Duas dessas propostas, disse o presidente no domingo, logo depois de votar, em São Bernardo do Campo (SP), são a aprovação, até o fim do ano, da reforma tributária e da política para o salário mínimo.

Incertezas se agravam

Na semana passada, a Bovespa encerrou a semana com perdas de 12,34%, a maior queda semanal desde julho de 2002, quando recuou 12,9% em meio à tensão pré-eleitoral que resultou no primeiro mandato do presidente Luiz Inácio Lula da Silva. Na última sexta-feira, o Ibovespa caiu 3,53%, aos 44.517,32 pontos.

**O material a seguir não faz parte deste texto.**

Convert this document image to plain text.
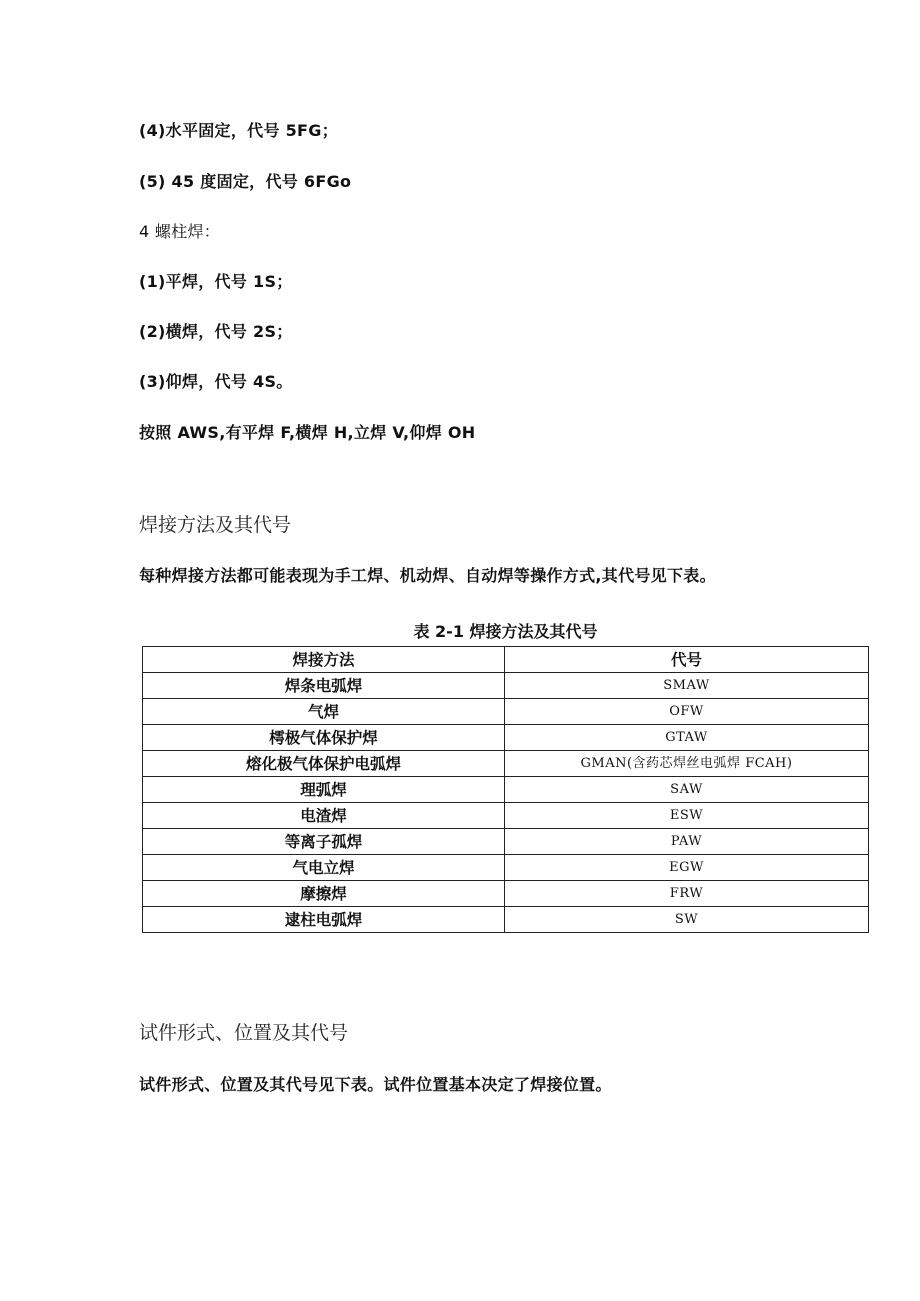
(4)水平固定，代号 5FG；
(5) 45 度固定，代号 6FGo
4 螺柱焊：
(1)平焊，代号 1S；
(2)横焊，代号 2S；
(3)仰焊，代号 4S。
按照 AWS,有平焊 F,横焊 H,立焊 V,仰焊 OH
焊接方法及其代号
每种焊接方法都可能表现为手工焊、机动焊、自动焊等操作方式,其代号见下表。
表 2-1 焊接方法及其代号
焊接方法	代号
焊条电弧焊	SMAW
气焊	OFW
樗极气体保护焊	GTAW
熔化极气体保护电弧焊	GMAN(含药芯焊丝电弧焊 FCAH)
理弧焊	SAW
电渣焊	ESW
等离子孤焊	PAW
气电立焊	EGW
摩擦焊	FRW
逮柱电弧焊	SW
试件形式、位置及其代号
试件形式、位置及其代号见下表。试件位置基本决定了焊接位置。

Naquele dia, já se previa que o pacote de socorro às instituições norte-americanas - aprovado na na sexta-feira pelo Congresso - não seria suficiente para conter a crise de confiança nos bancos e nos mercados de crédito que se espalha pelo mundo, atingindo com mais força hoje a Europa. As preocupações na região aprofundaram-se depois que os ministros de finanças da zona do euro não conseguiram chegar a um consenso no final de semana sobre como reagir aos problemas do setor.

"O sistema bancário não funciona mais. Está quebrado. Os bancos estão entrando num período de recessão sem capital e o banco central é o único credor a recorrer. As pessoas estão com dúvida sobre o que fazer", disse o analista de ações européias da Standard and Poor’s Robert Quinn.

O euro está despencando ante o dólar, enquanto o dólar cede em relação ao iene, com a busca por refúgio na moeda japonesa. As perdas no setor financeiro na Europa são generalizadas. Londres fechou em baixa de 7,29%. Frankfurt caiu 7,07%. Em Paris, a baixa foi de 9,04%. Madri caiu 6,06%.

Na Itália, as ações do UniCredit foram suspensas em Milão, após perdas de 14,5%, mais cedo, provocadas pela notícia de que o banco divulgou planos para aumento de capital de US$ 3 bilhões com o intuito de se fortalecer. Tentando conter uma corrida aos bancos, os governos da Alemanha e Suécia elevaram as garantias para depósitos. Na Holanda, as autoridades reguladoras anunciaram que não permitirão mais posições vendidas em ações financeiras.

A Islândia suspendeu negócios com as ações do setor financeiro. Na Ásia, o índice Tóquio caiu 4,3% e o Xangai Composto, da China, 5,2%.

A duas principais bolsas da Rússia suspenderam negociações após os preços das ações despencarem, pressionados pela preocupação de que as medidas tomadas até agora para combater a crise financeira são insuficientes para proteger a economia do país. O declínio nos mercados ocorre mesmo após as autoridades russas elaborarem um pacote de US$ 180 bilhões para auxiliar o mercado financeiro local.

Às 13h05, em Nova York, o índice Dow Jones cai 4,23%. A Nasdaq recua 5,22%. É a primeira vez em quatro anos que o Dow Jones cai abaixo de 10 mil pontos. "Não é possível curar todos os aspectos dessa crise de uma vez só", disse Peter McCorry, oerador da Keefe Bruyette & Woods, em referência à ausência de reação positiva à aprovação do pacote nos EUA. "A confiança é o principal foco agora, assim como o fundamento de tudo o que estamos fazendo".